Here is a short portrait gallery of my class.

  1. Vanyusha Korsakov. Nicknamed "Porkchop." Flaccid boy from a family with ties to the zemstvo tradition (Petrunkevich, Rodichev). Wore his hair in a bowl cut. A Russian shirt with a silk belt.

  2. Barats. His family intimate with Stasyulevich (Messenger of Europe).A passionate mineralogist, mute as a fish, talked only of quartz and mica.

  3. Leonid Zarubin. Large coal-mining industry in the Don Basin. To begin with, dynamos and batteries; later on, nothing but Wagner.

  4. Przesiecki. Poor Polish gentry. Specialist at spitting.

  5. Slobodzinski. Top student. A person from the second part of Dead Souls, burned by Gogol. Positive type of the Russian intelligent. Moderate mystic. Truth lover. Good mathematician. Well read in Dostoevsky. Later on he ran a radio station.

  6. Nadezhdin. A classless intellectual. Sour odor from the apartment of a minor clerk. Gaiety and insouciance, since there was nothing to lose.

  7. The Krupenskys. Twins. Landed gentry from Bessarabia. Connoisseurs of wine and Jews.

  8. And finally, Boris Sinani. Belonged to the generation that is now active, having ripened for great events and historical work. He had hardly graduated before he died. How he would have shone during the years of the revolution!

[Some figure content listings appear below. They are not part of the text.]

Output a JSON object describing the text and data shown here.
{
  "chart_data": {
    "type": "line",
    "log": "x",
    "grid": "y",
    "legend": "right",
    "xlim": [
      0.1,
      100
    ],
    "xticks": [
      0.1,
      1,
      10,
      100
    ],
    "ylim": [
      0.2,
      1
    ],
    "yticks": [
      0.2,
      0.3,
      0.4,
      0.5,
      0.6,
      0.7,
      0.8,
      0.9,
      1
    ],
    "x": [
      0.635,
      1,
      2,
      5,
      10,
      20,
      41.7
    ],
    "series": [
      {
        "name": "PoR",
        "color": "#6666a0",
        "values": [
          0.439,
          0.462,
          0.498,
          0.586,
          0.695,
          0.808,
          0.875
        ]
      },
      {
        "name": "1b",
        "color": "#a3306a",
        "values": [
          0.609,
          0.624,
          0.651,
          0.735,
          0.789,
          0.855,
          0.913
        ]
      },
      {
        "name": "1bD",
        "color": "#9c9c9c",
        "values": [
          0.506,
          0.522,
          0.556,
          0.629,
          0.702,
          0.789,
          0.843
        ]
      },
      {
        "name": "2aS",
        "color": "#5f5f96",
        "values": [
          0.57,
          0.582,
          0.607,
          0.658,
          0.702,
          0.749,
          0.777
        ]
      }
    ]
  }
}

There are still today various old ladies and good provincial people who, when they wish to praise someone, say that he is "a luminous personality." And I understand what they mean. There is no other way to speak of our Ostrogorsky except in the language of that period, and the old-fashioned pompousness of that absurd expression no longer strikes one as comical. It was only during the first few years of the century that the coattails of Ostrogorsky could be seen flitting about the corridors of the Tenishev School. He was nearsighted and squinted, his eyes brilliant with mockery --- a great, scrofulous ape in a frock coat, with a beard and hair of golden-red. There was, I am sure, something very Chekhovian about his incredible smile. He did not take root, somehow, in the twentieth century, thogh he wanted to. He loved Blok (and at what an early date!) and published his poems in his journal Education.

He was no administrator --- he just squinted and smiled and was terribly absentminded. It was rare to have a talk with him. He shrugged everything off with a joke, even when there was no call to do so.

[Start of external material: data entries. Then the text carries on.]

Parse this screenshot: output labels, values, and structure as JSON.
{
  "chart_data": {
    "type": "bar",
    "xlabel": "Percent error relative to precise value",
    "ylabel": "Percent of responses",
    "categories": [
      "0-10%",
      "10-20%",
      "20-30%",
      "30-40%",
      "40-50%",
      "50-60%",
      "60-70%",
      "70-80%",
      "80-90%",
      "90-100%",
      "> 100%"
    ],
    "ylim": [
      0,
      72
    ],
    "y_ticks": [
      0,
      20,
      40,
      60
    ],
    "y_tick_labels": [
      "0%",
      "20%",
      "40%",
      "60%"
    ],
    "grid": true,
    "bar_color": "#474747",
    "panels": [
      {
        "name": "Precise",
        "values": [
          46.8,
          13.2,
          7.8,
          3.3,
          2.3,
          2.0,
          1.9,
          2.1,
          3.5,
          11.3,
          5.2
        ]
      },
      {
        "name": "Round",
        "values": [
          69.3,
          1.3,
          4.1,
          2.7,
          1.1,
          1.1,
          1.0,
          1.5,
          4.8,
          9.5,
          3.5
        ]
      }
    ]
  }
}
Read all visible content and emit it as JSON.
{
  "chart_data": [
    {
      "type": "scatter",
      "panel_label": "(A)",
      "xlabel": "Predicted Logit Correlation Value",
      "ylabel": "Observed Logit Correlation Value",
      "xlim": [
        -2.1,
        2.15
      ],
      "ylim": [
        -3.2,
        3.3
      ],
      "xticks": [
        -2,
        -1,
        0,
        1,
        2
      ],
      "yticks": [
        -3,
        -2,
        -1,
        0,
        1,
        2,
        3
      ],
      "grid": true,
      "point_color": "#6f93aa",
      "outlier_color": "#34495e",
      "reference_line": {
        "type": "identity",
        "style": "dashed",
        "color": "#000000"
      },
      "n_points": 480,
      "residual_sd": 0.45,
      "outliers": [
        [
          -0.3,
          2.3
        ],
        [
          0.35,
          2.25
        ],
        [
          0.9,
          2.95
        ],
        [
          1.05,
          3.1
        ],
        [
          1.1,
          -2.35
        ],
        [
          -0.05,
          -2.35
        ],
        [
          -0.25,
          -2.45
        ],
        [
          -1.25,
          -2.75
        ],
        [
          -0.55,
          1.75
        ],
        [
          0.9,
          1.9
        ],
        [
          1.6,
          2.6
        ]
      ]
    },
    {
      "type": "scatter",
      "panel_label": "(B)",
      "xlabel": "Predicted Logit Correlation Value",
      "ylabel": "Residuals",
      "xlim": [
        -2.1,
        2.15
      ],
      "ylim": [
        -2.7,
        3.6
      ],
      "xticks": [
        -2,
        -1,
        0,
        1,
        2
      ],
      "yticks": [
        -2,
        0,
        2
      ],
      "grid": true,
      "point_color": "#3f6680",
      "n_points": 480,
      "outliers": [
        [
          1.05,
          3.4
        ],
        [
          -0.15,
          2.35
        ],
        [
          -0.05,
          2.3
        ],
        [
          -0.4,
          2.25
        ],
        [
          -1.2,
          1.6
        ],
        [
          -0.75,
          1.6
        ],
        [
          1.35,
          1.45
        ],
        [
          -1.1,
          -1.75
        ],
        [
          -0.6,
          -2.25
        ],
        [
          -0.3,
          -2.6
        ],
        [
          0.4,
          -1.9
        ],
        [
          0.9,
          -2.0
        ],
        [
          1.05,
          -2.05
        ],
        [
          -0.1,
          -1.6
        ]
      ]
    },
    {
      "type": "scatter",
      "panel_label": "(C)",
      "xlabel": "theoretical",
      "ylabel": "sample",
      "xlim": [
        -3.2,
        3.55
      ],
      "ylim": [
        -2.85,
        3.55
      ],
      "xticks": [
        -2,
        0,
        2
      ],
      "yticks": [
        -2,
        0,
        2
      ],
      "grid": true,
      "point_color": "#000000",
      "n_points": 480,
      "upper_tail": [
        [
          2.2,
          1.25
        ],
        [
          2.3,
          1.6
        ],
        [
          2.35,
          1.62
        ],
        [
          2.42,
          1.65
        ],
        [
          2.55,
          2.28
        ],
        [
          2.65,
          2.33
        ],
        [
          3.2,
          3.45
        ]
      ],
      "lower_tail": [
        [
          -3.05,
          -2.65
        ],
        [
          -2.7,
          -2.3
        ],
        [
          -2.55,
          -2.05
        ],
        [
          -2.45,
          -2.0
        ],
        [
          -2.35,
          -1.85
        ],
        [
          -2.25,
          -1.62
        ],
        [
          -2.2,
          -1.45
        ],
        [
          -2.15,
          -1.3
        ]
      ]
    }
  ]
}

"What class do you have now?"

"Geology."

"Geology yourself."

The whole school, with all its humanistic twaddle and nonsense, was held together by his smile. Still, there were some good boys in the Tenishev School. The same flesh and blood as the children in the portraits of Serov. Little ascetics, monks in their children's monastery, where the notebooks, equipment, glass retorts, and German books contained more spirituality and inner harmony than can be found in the grown-up world.